Protzblitz: der Dom!

Abgesichert durch Geistesmagistertum und Hochkulturjob leiste ich mir gelegentlich entspannungshalber und stimmungsabhängig Anfälle braatzbrutalen Banausentums. An solchen Tagen gönne ich mir die Exzentrizität, megalomanisch bombastischen Kirchenprotz, selbst wenn er steinalt und kunsthandwerklich erste Sahne zu sein scheint, dennoch hässlich und gemein, zumindest undelikat und indezent zu finden. So ist für mich beispielsweise unsere Duisburger Moschee (die größte in Deutschland), von der die harmoniesüchtige Integrationspresse behauptet, „der Volksmund“ (ha!) nenne sie „das Wunder von Marxloh“ (in Wahrheit bloß eine dieser bescheuerten, ekelhaften Medienfatzke-Quatsch-Erfindungen), architektonisch nichts als eine brunzdoofe altosmanische Herrentorte – einfallslos, rückwärtsgewandt und ein Relikt aus der Durchschnarchzeit von Sultan Selim dem Unseligen, auch wenn oder gerade weil sie jüngst neu gebaut wurde. Ein „Wunder“ ist lediglich, dass deutsche Baubehörden so etwas genehmigen! Aber keine Angst, mein Amok-Lauf macht vor dem christlichen Abendland nicht halt.

Der Erfurter Dom zum Beispiel. Mann, Mann, Mann. So eine hybride, offen geistesverwahrloste, beschämend demutvergessene und satanisch hoffärtige Aberglaubensfestung! Todsünde der superbia. Ein ärgerlich motzmördermonströses Monumentalgebirge aus Stein und Bein vulgo eine gigantomanische, petrifizierte Weihrauchvergiftung! Sturblöde, dummdreist auftrumpfende Einschüchterungsarchitektur von Bischof Kinderschreck, patzig und erzkatholisch anmaßend auf den Hügel geklotzt und präpotent selbstverknallt in den mitteldeutschen Himmel geschraubt, menschenfeindlich und gottbesoffen, selbstherrlich, herrisch und hochmögend wie sonst nur der Turm zu Babel oder der Dom zu Köln! Das ist donnich schön! So wohnt nicht Gott, sondern der Anti-Christ. Feige ducken sich die Stadthäuschen unter dem dräuenden, absurd lächerlichen Albtraumschiff. Thüringer und Touristen ziehen bänglich die Kopf zwischen die Schultern, wenn sie zum finstren Mons Trumm hochgucken: „Manno, det Ding lässt sich janichma in eim Stück knipsen, Mensch!

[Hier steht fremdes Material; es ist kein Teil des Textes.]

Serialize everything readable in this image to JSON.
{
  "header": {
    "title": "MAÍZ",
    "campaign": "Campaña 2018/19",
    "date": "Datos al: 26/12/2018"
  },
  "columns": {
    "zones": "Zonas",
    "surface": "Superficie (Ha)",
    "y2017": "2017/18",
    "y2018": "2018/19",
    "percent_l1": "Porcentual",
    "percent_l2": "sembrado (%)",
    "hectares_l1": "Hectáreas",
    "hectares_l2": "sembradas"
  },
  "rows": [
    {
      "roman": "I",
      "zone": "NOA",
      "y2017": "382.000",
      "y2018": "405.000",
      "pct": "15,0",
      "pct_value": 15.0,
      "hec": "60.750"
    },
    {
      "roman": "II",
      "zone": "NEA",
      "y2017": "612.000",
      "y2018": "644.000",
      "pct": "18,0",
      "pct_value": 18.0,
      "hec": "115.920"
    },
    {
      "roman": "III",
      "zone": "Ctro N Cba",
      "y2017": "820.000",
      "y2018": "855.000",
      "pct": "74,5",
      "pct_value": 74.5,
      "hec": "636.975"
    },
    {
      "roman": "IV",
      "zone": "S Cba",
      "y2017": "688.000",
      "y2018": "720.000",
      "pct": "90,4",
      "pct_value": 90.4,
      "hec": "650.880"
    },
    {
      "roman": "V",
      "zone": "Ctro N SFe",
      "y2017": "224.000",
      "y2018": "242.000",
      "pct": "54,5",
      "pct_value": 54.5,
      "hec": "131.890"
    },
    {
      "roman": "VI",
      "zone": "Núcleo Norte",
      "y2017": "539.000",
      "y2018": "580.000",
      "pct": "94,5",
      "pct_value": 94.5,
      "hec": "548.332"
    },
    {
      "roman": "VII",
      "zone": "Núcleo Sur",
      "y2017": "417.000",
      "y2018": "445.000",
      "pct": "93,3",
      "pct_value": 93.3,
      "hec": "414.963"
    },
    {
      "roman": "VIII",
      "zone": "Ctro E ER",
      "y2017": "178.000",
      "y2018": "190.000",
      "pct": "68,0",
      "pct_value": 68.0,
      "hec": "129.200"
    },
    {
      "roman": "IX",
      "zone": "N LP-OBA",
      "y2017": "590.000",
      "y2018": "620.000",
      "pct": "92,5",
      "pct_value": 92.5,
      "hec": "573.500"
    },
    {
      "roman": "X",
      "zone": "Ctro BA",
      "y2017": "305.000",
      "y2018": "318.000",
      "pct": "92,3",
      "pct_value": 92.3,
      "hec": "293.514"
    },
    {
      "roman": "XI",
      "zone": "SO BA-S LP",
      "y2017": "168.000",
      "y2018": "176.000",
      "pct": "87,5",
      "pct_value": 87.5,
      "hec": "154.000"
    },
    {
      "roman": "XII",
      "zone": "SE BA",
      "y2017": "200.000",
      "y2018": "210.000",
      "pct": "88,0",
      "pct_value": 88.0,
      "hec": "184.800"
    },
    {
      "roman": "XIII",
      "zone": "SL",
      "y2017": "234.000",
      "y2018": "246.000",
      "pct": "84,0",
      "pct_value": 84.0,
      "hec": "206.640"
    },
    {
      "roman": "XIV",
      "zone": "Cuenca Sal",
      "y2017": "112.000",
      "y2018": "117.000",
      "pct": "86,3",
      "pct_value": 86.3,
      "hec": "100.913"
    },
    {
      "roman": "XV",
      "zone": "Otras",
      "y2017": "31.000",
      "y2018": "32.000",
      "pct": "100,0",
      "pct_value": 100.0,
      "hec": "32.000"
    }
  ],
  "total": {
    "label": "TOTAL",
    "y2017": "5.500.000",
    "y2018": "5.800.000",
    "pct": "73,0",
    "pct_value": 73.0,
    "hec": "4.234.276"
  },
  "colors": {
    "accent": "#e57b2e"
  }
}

Der Mensch, die Laus. Damit er sich noch kleiner, erbärmlicher und insektenhafter fühle, haben die Erfurter vor dem kathedralen Fossil-Dinosaurier einen weiten, leeren Platz gelassen, so riesig, dass es für ganze Kirchen- oder Reichsparteitage reichte! Man muss sich das mal vorstellen! Ausgerechnet Erfurt, die zipfelmützig verschnarchte „Landeshaupt“-Stadt unmodern beengter Gassen, treudeutscher Touristen-Tristesse und verwinkelter, windschief und haltlos sich aneinander klammernder Fachwerkbutzen klotzt mit einem innerstädtischen Freigelände, auf dem sich sämtliche erzabbauenden Zwerge des Erzgebirges versammeln könnten, um „Hosiannah“ zu schreien.  („Hosiannah“ ist übrigens aramäisch und heißt so viel wie „Herr, hilf bitte!“) Der Herr kommt und hilft aber nicht, ist ihm hier viel zu zugig und ungemütlich. Ich wundere mich aber nun nicht mehr, dass Luther ungefähr hierorts erstmals den Plan fasste, die aufgeblähte Mutter Kirche mal wieder auf den Teppich der menschlichen Realitäten herunter zu holen. Jedenfalls mich, den gewisse spät-byzanthinisch-frühromanische Basiliken (wie auf Torcello in der Laguna della Venezia) schon zu Tränen der Ergriffenheit rührten und an den Rand der Konversion brachten, ließ die monströse Monstranz spirituell kalt wie eine heidnische Hundeschnauze.

Gute Wurst, gutes Karma

Indes: Ganz unten links auf dem frommen Aufmarschgelände unter dem Dom steht in vorbildlich demütiger, wahrhaft christlicher Bescheidenheit eine andere, wesentlich menschenwürdigere Kathedrale thüringischen Kulturschaffens: Ein alter Mann, eng umhüllt von einer dünnen, niedrigen, schief gewachsenen Blechröhre, aus der heraus er ehrliche, ungemein preiswerte Rostbratwürste verkauft, der Region bescheidenen Beitrag zum Weltkulturerbe. Diese Bratwürste sollen ja in ganz Thüringen weltberühmt sein! Also reihten wir uns, von der mühseligen Dom-Besichtigung (diese Freitreppe allein! Eine Bußfertigkeits-Turnübung!) noch flauen Magens, geflissentlich in die Käufermenge ein. (In Erfurt steht man halt Schlange, nicht weil man müsste, sondern weil man es von früher her so gewohnt ist.)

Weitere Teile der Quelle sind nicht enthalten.